Victor Rook, an indy filmmaker who was once wrongly accused by Viacom of copyright violations, is happy a judge has reminded media companies to think twice before calling someone a pirate.
In February 2007, Viacom demanded that YouTube remove Rook's documentary about a professional wrestler, accusing him of using some of the company's copyright material. The conglomerate was mistaken. None of the video or music Rook included in his film belonged to Viacom. Executives at the company apologized but the filmmaker still had to wait three weeks before the clip was reposted to YouTube, which he says hurt his efforts to market the film.
The entire episode would have never occurred had "Viacom ever looked at the video," Rook claims.
Copyright owners, such as NBC Universal, Warner Bros., and Viacom, were put on notice Wednesday when U.S. District Judge Jeremy Fogel ruled that they must not order video be removed from Web sites indiscriminately. Before taking action against a clip, copyright owners, must form a "good-faith belief " that a video is infringing, according to Corynne McSherry, an attorney with the Electronic Frontier Foundation.
EFF represents the Pennsylvania woman who sued Universal Music Group for demanding that YouTube remove her clip, which featured her infant son dancing to 30 seconds of the Prince song "Let's Go Crazy." EFF has always argued that the video was a "textbook" example of fair use and Universal Music should have recognized that.
The music label, the largest of the country's four top recording companies, has indeed acknowledged that the clip doesn't violate their copyright and the clip has been reposted to YouTube. But Universal Music also argued before Fogel that it's not up to copyright owners to determine fair use.
Fogel disagreed. In his 10-page decision, he reminds Universal Music that the Digital Millennium Copyright Act already requires copyright owners to make a determination about fair use prior to sending take-down notices. "A consideration of the applicability of the fair use doctrine simply is part of that initial review," Fogel wrote.
But for copyright owners, Fogel's decision may further complicate an already arduous process of tracking and removing pirated clips.
A Viacom spokesman said Thursday that the company has sent 350,000 take-down notices to YouTube. Each of the offending videos is first reviewed by Viacom staff before the notices are sent. The media power has acknowledged making mistakes but less than 1 percent of the time.
Perhaps Viacom's position on handling take-down notices was best explained in the company's letter to Rook.
Mark Morril, Viacom's deputy general counsel, wrote to Rook: "Having reviewed the video, we acknowledge that its inclusion in the take-down notice was an error and the error however was completely unintentional. We sincerely regret that this error affected your video. We note that YouTube and Google have adopted a policy that forces copyright owners like Viacom or yourself to shoulder the entire burden of monitoring for copyright infringement on the YouTube site.

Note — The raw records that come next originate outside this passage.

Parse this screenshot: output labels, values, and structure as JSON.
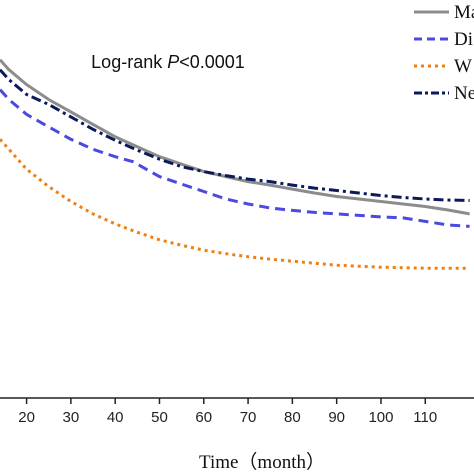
{
  "chart_data": {
    "type": "line",
    "title": "",
    "xlabel": "Time（month）",
    "ylabel": "",
    "xlim": [
      14,
      121
    ],
    "ylim": [
      0.2,
      1.0
    ],
    "xticks": [
      20,
      30,
      40,
      50,
      60,
      70,
      80,
      90,
      100,
      110
    ],
    "xtick_labels": [
      "20",
      "30",
      "40",
      "50",
      "60",
      "70",
      "80",
      "90",
      "100",
      "110"
    ],
    "annotation": {
      "prefix": "Log-rank ",
      "italic": "P",
      "suffix": "<0.0001"
    },
    "grid": false,
    "legend_position": "top-right",
    "series": [
      {
        "name": "Ma",
        "color": "#8c8c8c",
        "dash": "solid",
        "x": [
          14,
          16,
          20,
          25,
          30,
          35,
          40,
          45,
          50,
          55,
          60,
          65,
          70,
          75,
          80,
          85,
          90,
          95,
          100,
          105,
          110,
          115,
          120
        ],
        "y": [
          0.88,
          0.86,
          0.83,
          0.8,
          0.775,
          0.75,
          0.725,
          0.705,
          0.685,
          0.67,
          0.655,
          0.645,
          0.635,
          0.628,
          0.62,
          0.612,
          0.605,
          0.6,
          0.595,
          0.59,
          0.585,
          0.578,
          0.57
        ]
      },
      {
        "name": "Di",
        "color": "#4a4ae0",
        "dash": "dash",
        "x": [
          14,
          16,
          20,
          25,
          30,
          35,
          40,
          44,
          47,
          50,
          55,
          60,
          65,
          70,
          75,
          80,
          85,
          90,
          95,
          100,
          105,
          110,
          115,
          120
        ],
        "y": [
          0.82,
          0.8,
          0.77,
          0.745,
          0.72,
          0.7,
          0.685,
          0.675,
          0.66,
          0.645,
          0.63,
          0.615,
          0.6,
          0.59,
          0.582,
          0.577,
          0.573,
          0.57,
          0.567,
          0.564,
          0.562,
          0.555,
          0.548,
          0.545
        ]
      },
      {
        "name": "W",
        "color": "#f07f10",
        "dash": "dot",
        "x": [
          14,
          16,
          20,
          25,
          30,
          35,
          40,
          45,
          50,
          55,
          60,
          65,
          70,
          75,
          80,
          85,
          90,
          95,
          100,
          105,
          110,
          115,
          120
        ],
        "y": [
          0.72,
          0.7,
          0.66,
          0.625,
          0.595,
          0.57,
          0.55,
          0.533,
          0.518,
          0.507,
          0.497,
          0.49,
          0.484,
          0.479,
          0.475,
          0.471,
          0.467,
          0.465,
          0.463,
          0.462,
          0.461,
          0.461,
          0.461
        ]
      },
      {
        "name": "Ne",
        "color": "#0b1a5c",
        "dash": "dashdot",
        "x": [
          14,
          16,
          20,
          25,
          30,
          35,
          40,
          45,
          50,
          55,
          60,
          65,
          70,
          75,
          80,
          85,
          90,
          95,
          100,
          105,
          110,
          115,
          120
        ],
        "y": [
          0.86,
          0.84,
          0.81,
          0.79,
          0.765,
          0.74,
          0.718,
          0.698,
          0.68,
          0.665,
          0.655,
          0.647,
          0.64,
          0.635,
          0.628,
          0.622,
          0.617,
          0.612,
          0.607,
          0.603,
          0.6,
          0.598,
          0.597
        ]
      }
    ]
  }
}
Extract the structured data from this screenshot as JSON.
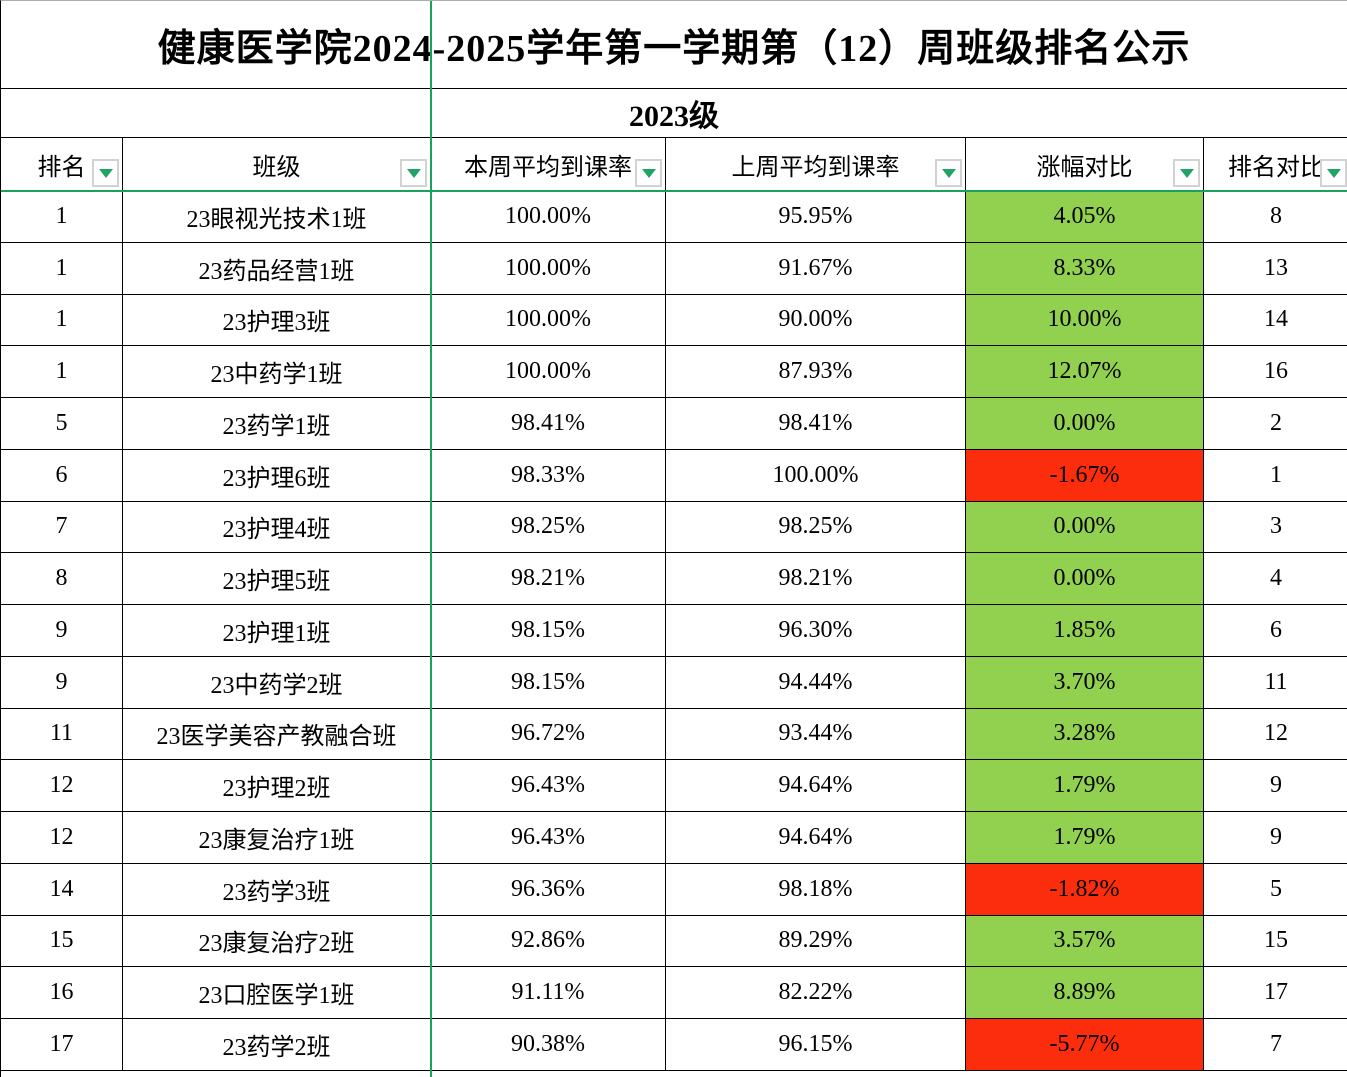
{
  "sheet": {
    "title": "健康医学院2024-2025学年第一学期第（12）周班级排名公示",
    "group_label": "2023级",
    "columns": [
      "排名",
      "班级",
      "本周平均到课率",
      "上周平均到课率",
      "涨幅对比",
      "排名对比"
    ],
    "rows": [
      {
        "rank": "1",
        "class_name": "23眼视光技术1班",
        "this_week": "100.00%",
        "last_week": "95.95%",
        "change": "4.05%",
        "trend": "up",
        "rank_compare": "8"
      },
      {
        "rank": "1",
        "class_name": "23药品经营1班",
        "this_week": "100.00%",
        "last_week": "91.67%",
        "change": "8.33%",
        "trend": "up",
        "rank_compare": "13"
      },
      {
        "rank": "1",
        "class_name": "23护理3班",
        "this_week": "100.00%",
        "last_week": "90.00%",
        "change": "10.00%",
        "trend": "up",
        "rank_compare": "14"
      },
      {
        "rank": "1",
        "class_name": "23中药学1班",
        "this_week": "100.00%",
        "last_week": "87.93%",
        "change": "12.07%",
        "trend": "up",
        "rank_compare": "16"
      },
      {
        "rank": "5",
        "class_name": "23药学1班",
        "this_week": "98.41%",
        "last_week": "98.41%",
        "change": "0.00%",
        "trend": "up",
        "rank_compare": "2"
      },
      {
        "rank": "6",
        "class_name": "23护理6班",
        "this_week": "98.33%",
        "last_week": "100.00%",
        "change": "-1.67%",
        "trend": "down",
        "rank_compare": "1"
      },
      {
        "rank": "7",
        "class_name": "23护理4班",
        "this_week": "98.25%",
        "last_week": "98.25%",
        "change": "0.00%",
        "trend": "up",
        "rank_compare": "3"
      },
      {
        "rank": "8",
        "class_name": "23护理5班",
        "this_week": "98.21%",
        "last_week": "98.21%",
        "change": "0.00%",
        "trend": "up",
        "rank_compare": "4"
      },
      {
        "rank": "9",
        "class_name": "23护理1班",
        "this_week": "98.15%",
        "last_week": "96.30%",
        "change": "1.85%",
        "trend": "up",
        "rank_compare": "6"
      },
      {
        "rank": "9",
        "class_name": "23中药学2班",
        "this_week": "98.15%",
        "last_week": "94.44%",
        "change": "3.70%",
        "trend": "up",
        "rank_compare": "11"
      },
      {
        "rank": "11",
        "class_name": "23医学美容产教融合班",
        "this_week": "96.72%",
        "last_week": "93.44%",
        "change": "3.28%",
        "trend": "up",
        "rank_compare": "12"
      },
      {
        "rank": "12",
        "class_name": "23护理2班",
        "this_week": "96.43%",
        "last_week": "94.64%",
        "change": "1.79%",
        "trend": "up",
        "rank_compare": "9"
      },
      {
        "rank": "12",
        "class_name": "23康复治疗1班",
        "this_week": "96.43%",
        "last_week": "94.64%",
        "change": "1.79%",
        "trend": "up",
        "rank_compare": "9"
      },
      {
        "rank": "14",
        "class_name": "23药学3班",
        "this_week": "96.36%",
        "last_week": "98.18%",
        "change": "-1.82%",
        "trend": "down",
        "rank_compare": "5"
      },
      {
        "rank": "15",
        "class_name": "23康复治疗2班",
        "this_week": "92.86%",
        "last_week": "89.29%",
        "change": "3.57%",
        "trend": "up",
        "rank_compare": "15"
      },
      {
        "rank": "16",
        "class_name": "23口腔医学1班",
        "this_week": "91.11%",
        "last_week": "82.22%",
        "change": "8.89%",
        "trend": "up",
        "rank_compare": "17"
      },
      {
        "rank": "17",
        "class_name": "23药学2班",
        "this_week": "90.38%",
        "last_week": "96.15%",
        "change": "-5.77%",
        "trend": "down",
        "rank_compare": "7"
      }
    ]
  },
  "colors": {
    "positive_fill": "#92D050",
    "negative_fill": "#FB2D0D",
    "freeze_line": "#1BA15E",
    "filter_arrow": "#21A366",
    "grid_line": "#000000"
  },
  "icons": {
    "filter_dropdown": "▼"
  }
}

"Viacom has no alternative accept to repeatedly search the entire YouTube library," the letter continued, "and send take-down notices...This is a massive effort. We have manually reviewed over 1.7 million clips on YouTube and have identified more than 187,000 pirated clips of our copyrighted content. In an effort of this scale, some inadvertent error is inevitable."
Rook has little sympathy for the big media companies. He's skeptical about their review process and whether Viacom employees eyeball all the videos. He said that had anyone actually seen his video, there could have been no way they would have accused him of copyright infringement. Rook also said that a year before Viacom sent the take-down notice, one of Viacom's companies, MTV, had requested a viewing copy of his documentary.
"If that doesn't prove that Viacom knew my film wasn't their material I don't know what can," Rook said.
Mark Litvack, an entertainment lawyer with the Los Angeles law firm of Reed Smith, says that while it's good for the judge to remind media companies to take a hard look at material before making accusations, he doesn't think the lawsuit brought by the Pennsylvania woman is necessary.
"The DMCA absolutely anticipated this very scenario," Litvack said. "Universal said she infringed on her copyright and sent a take-down notice. She then has an opportunity to appeal to YouTube (counter-notification remedy), which is what she sought and the video was restored."
But McSherry of EFF argues that the counter-notification remedy doesn't protect people from unfounded claims and puts the onus on them to prove their innocence. She remembers that before the DMCA, a media company that wanted someone to remove allegedly infringing material would first have to convince a judge and then obtain a temporary restraining order.
"The DMCA streamlined the process but the law also tried to balance it," she said. What she is referring to is the DMCA's requirement that companies first form a good-faith belief that material is infringing before trying to remove videos.
Fogel agreed and the wrote: "The unnecessary removal of non-infringing material causes significant injury to the public where time-sensitive or controversial subjects are involved and the counter-notification remedy does not sufficiently address these harms."